As other comments have pointed out, this is mostly "data science" – but it's not just making plots and writing papers [2]. It also has integrations with many databases and computational tools, including a researcher's institutional cluster.
That alone is valuable. Integrating these tools and databases is hard and time consuming; I founded a YC-funded startup after struggling with this problem at a bio startup. If the only outcome of this product is that great APIs are built for LLMs, it will be a massive positive impact. Many databases used in computational genomics are still only accessible through FTP!

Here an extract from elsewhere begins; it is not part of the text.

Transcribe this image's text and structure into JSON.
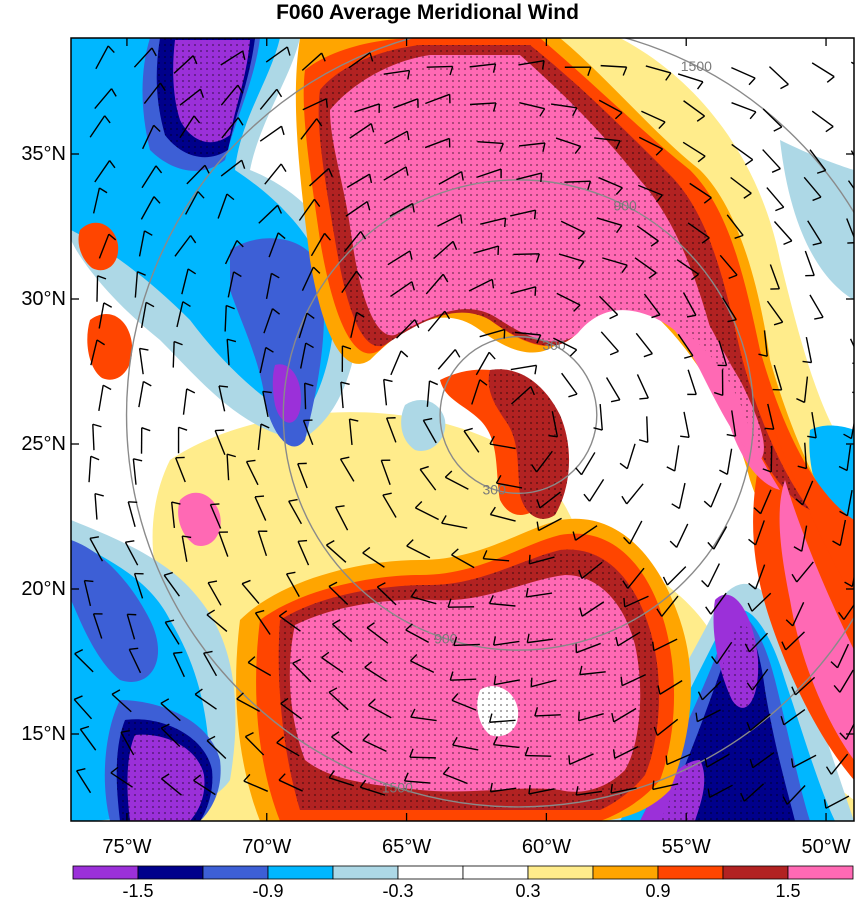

LLMs are particularly good at navigating these tools and databases. It's often very specialized, but straightforward, work that benefits from in-context skills. Seeing an early glimpse of my former customers – bioinformaticians – using LLMs to solve this problem is what led me to join Anthropic in 2024.
Also, this pattern isn't fundamentally constrained to data science: you can also integrate with a wet lab or a CRO for some kinds of science. This is what I'm spending my time on now.
This type of science doesn't solve everything, but it's useful in some niches. For example, progress on many rare diseases are bottlenecked by researcher attention rather than a fundamental breakthrough.
[1] https://x.com/phylo_bio/article/2029233694775624096
[2] In comparison, OpenAI's science product – Prism – was effectively a LaTeX editor they acquired with Crixet.
If it fails you may have to double check it did properly reimplement it, but if it succeeds you do get a reproduction.
repetition of materials and methods toward reproducibility, holds far less wieght than multiple variants of process designed to test a common hypothesis resulting in agreement.[null, or failure to null]
It wasn't perfect before, but it at least took some time to fake a paper. The problem is now people can produce a very plausible looking completely fake paper in minutes. Peer review is in the process of completely collapsing, in fact I think it's already basically done.
The only way this might fix things is if we require all papers are completely reproducable (that doesn't help in subjects like biology of course. They can still provide all the experimental data in the rawest format possible which doesn't break any laws).
An explicit text desloppification pass (i.e. LLM-use obfuscation) seems like outright scientific fraud.
JoshGlazebrook•1h ago
striking•1h ago
> Anthropic @AnthropicAI Jun 27, 2026 · 12:29 AM UTC
> Since June 12, we’ve been working closely with the US government to restore access to Claude Mythos 5 and Fable 5. Today, the government notified us that Mythos 5, our strongest cybersecurity model, can be redeployed to a set of US organizations that operate and defend critical infrastructure.
> We’re restoring access for these organizations quickly, and we’re continuing to work with the government to expand access to Mythos 5 and make Fable 5 available for general use again.
ianm218•56m ago
Opus 4.8/ GPT 5.6 level models with the right workflows/ data/ access are still good enough to do huge amounts of economically valueable work.